データの窃取や改ざん、サービス妨害、ランサムウェアなど、さまざまなサイバー攻撃が起きている現在、あらゆる「モノ」を作る上でセキュリティが不可欠になっている。それは何も、WebサービスやアプリといったIT関連のモノ作りだけの話ではない。センサー類を組み合わせたIoTや、物理的な「モノ」の製造を支える生産管理システム、流通システムなど、ありとあらゆるモノ作りの現場において、セキュリティを意識した企画・設計・実装が必要な時代になりつつある。

そんな潮流を踏まえ、身近な場でも求められている「何かのためのセキュリティ」を支えるスキルと倫理観を持った若者を発掘し、興味を伸ばしていくきっかけとして実施されているのが「セキュリティ・キャンプ」だ。

年に1回、4泊5日の合宿形式で実施されるセキュリティ・キャンプ 全国大会は、10年以上にわたって行われてきた。受講者はのべ500人を超え、修了者のなかからは大学院でセキュリティ研究に携わる人や、実際にセキュリティサービスを提供する企業に入社し、解析や監視業務に携わる若手エンジニアも誕生している。

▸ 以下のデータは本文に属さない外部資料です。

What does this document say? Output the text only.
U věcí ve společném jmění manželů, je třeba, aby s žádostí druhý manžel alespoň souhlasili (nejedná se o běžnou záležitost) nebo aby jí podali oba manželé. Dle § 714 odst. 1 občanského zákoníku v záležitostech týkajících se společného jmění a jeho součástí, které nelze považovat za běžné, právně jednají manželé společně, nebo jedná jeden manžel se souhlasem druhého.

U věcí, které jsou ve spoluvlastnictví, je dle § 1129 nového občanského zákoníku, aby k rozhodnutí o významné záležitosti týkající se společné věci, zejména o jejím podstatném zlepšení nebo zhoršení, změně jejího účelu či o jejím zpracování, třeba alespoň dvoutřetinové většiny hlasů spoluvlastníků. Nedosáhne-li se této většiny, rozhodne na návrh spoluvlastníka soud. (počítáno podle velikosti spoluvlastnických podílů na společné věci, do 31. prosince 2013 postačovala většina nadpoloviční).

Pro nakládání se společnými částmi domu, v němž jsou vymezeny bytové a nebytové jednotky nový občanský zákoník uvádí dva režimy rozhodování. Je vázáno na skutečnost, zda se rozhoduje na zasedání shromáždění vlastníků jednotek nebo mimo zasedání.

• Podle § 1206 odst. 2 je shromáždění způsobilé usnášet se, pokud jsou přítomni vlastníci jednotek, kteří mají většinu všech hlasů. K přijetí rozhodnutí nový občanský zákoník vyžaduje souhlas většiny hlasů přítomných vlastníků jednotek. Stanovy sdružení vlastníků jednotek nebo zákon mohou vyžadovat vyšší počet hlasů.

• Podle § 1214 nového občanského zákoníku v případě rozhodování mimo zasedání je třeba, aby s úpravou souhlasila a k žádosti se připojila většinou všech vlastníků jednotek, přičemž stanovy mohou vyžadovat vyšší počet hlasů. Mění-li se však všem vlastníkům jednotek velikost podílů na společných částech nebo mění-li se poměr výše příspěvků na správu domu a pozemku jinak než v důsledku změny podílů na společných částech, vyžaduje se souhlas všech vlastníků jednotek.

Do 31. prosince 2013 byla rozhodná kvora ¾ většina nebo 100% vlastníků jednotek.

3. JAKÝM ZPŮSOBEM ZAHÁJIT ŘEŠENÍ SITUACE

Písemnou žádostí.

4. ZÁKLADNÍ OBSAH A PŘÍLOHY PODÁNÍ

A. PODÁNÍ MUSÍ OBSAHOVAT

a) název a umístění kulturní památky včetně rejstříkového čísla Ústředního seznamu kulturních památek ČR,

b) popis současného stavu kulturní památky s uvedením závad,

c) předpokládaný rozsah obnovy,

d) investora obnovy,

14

しかし、まとまった期間家を離れるのは難しかったり、興味はあるものの具体的な内容がわからないことから二の足を踏んでいたりする学生も少なくない。そこで2012年度から実施しているのが、「地方大会」(セキュリティ・ミニキャンプ)だ。北は北海道から南は沖縄まで、毎年全国数カ所で、その地域の企業や警察、自治体などの協力を得ながら行われ、全国大会のエッセンスを伝えてきた。

本稿では、そんな地方大会が目指す「次のステップ」とともに、6月30日、7月1日の2日間にわたって開催された「セキュリティ・ミニキャンプ in 近畿」の模様についてお届けしよう。

地域コミュニティの形成・エンジニア地産地消のきっかけに

セキュリティ人材育成を求める声の高まりを背景に、セキュリティ・キャンプ自体の知名度は向上してきた。「これをベースに地方大会もそろそろ次のステップを目指し、地域で喜んでもらえる場にしたい」と語るのは、セキュリティ・キャンプ企画・実行委員で地域ワーキンググループを担当する佳山こうせつ氏だ。

セキュリティ・キャンプ企画・実行委員で地域ワーキンググループを担当する佳山こうせつ氏

同氏には、地方大会を「地域に根ざした、セキュリティについて学べる場」としてだけでなく、時には若者同士が明るく相談し合えるようなコミュニティの形成にまでつなげたいという想いがある。

「アンケートを取ってみると、半数以上が『地域でセキュリティを学べる場がない』と答えています。これはやはり、地域の課題として『道場不足』があるのではないでしょうか。『優れた人材の背中を見せ、育てる』という今までのセキュリティ・キャンプのいいところを生かしながら、地域で若者を育み、応援する場を作っていきたいと考えています」(佳山氏)

佳山氏は、そうして出来上がったコミュニティが、各地域に根を張る企業や教育機関にとっても有用な場になることにも期待を寄せる。

「コミュニティで得た知見を地元に持ち帰ったり、講師となって広めたり、さらにはここで育った人間がそのまま地元の企業に就職し、次の世代の活動を応援していってほしいと思っています」(佳山氏)

時に、ダークサイドに落ちそうな仲間がいれば手を差し伸べ、食い止める――ミニキャンプをそんな場の形成につなげることが目標だという。

佳山氏は「地元育ちのエンジニアが地元で活躍する『地産地消』のサイクル作りを、産官学が連携した『共助』を通じて後押ししていきたい」と力強く語った。